For this purpose Apple Push Notification Service includes a feedback service 
that APNs continually updates 
with a per-application list of devices for which there were failed-delivery 
attempts. The devices are identified 
by device tokens encoded in binary format. Providers should periodically query 
the feedback service to get the 
list of device tokens for their applications, each of which is identified by 
its topic. Then, after verifying that the 
application hasn’t recently been re-registered on the identified devices, a 
provider should stop sending 
notifications to these devices.

Access to the feedback service takes place through a binary interface similar 
to that used for sending push 
notifications.
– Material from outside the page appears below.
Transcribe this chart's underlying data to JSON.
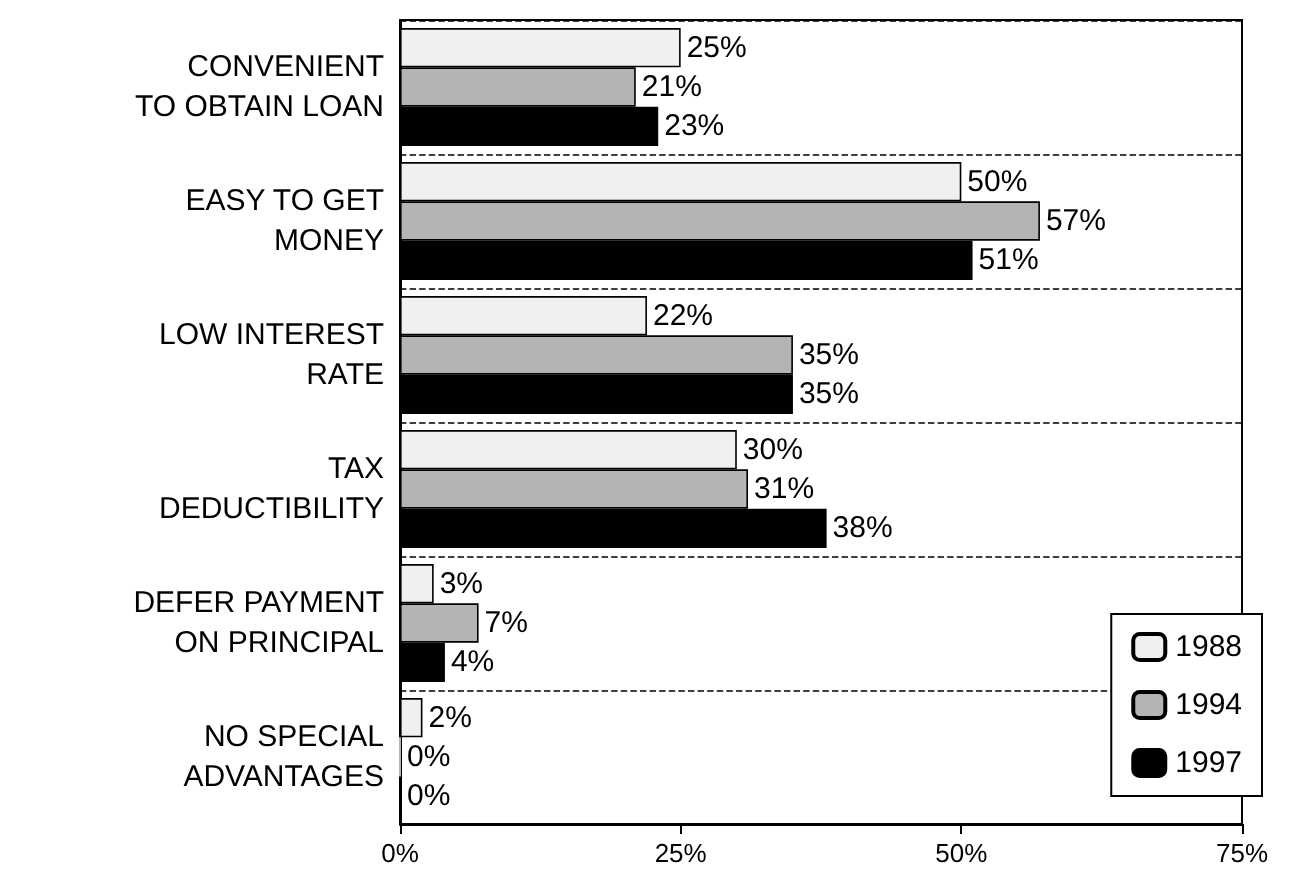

You access the production feedback service via 
feedback.push.apple.com, port 2196; you access 
the sandbox feedback service via feedback.sandbox.push.apple.com, port 2196. As 
with the binary interface 
for push notifications, you should use TLS (or SSL) to establish a secured 
communications channel. The SSL 
certificate required for these connections is the same one that is provisioned 
for sending notifications. To 
establish a trusted provider identity, you should present this certificate to 
APNs at connection time using 
peer-to-peer authentication.

Once you are connected, transmission begins immediately; you do not need to 
send any command to APNs. 
Begin reading the stream written by the feedback service until there is no more 
data to read. The received data 
is in tuples having the following format:

time, token length, token id'

This would indicate to me that there is no way to discern between failed 
connectivity issue and a removed app.

Original comment by idbill.p...@gmail.com on 27 Apr 2010 at 4:33

GoogleCodeExporter commented 8 years ago

Original comment by idbill.p...@gmail.com on 27 Apr 2010 at 4:36

GoogleCodeExporter commented 8 years ago
very clear!

Thanks

Original comment by fwu2...@gmail.com on 27 Apr 2010 at 9:39

GoogleCodeExporter commented 8 years ago

Original comment by idbill.p...@gmail.com on 27 Apr 2010 at 10:42

GoogleCodeExporter commented 8 years ago
FYI, There was a company called Pinch Media, that recently became Flurry: 
Analytics that would track app installs.

http://www.flurry.com/product/analytics/index.html

Now for the down side... Apple's new policy doesn't allow any analytics so that 
won't work... but that would 
indicate that Apple is gearing up provide their own version.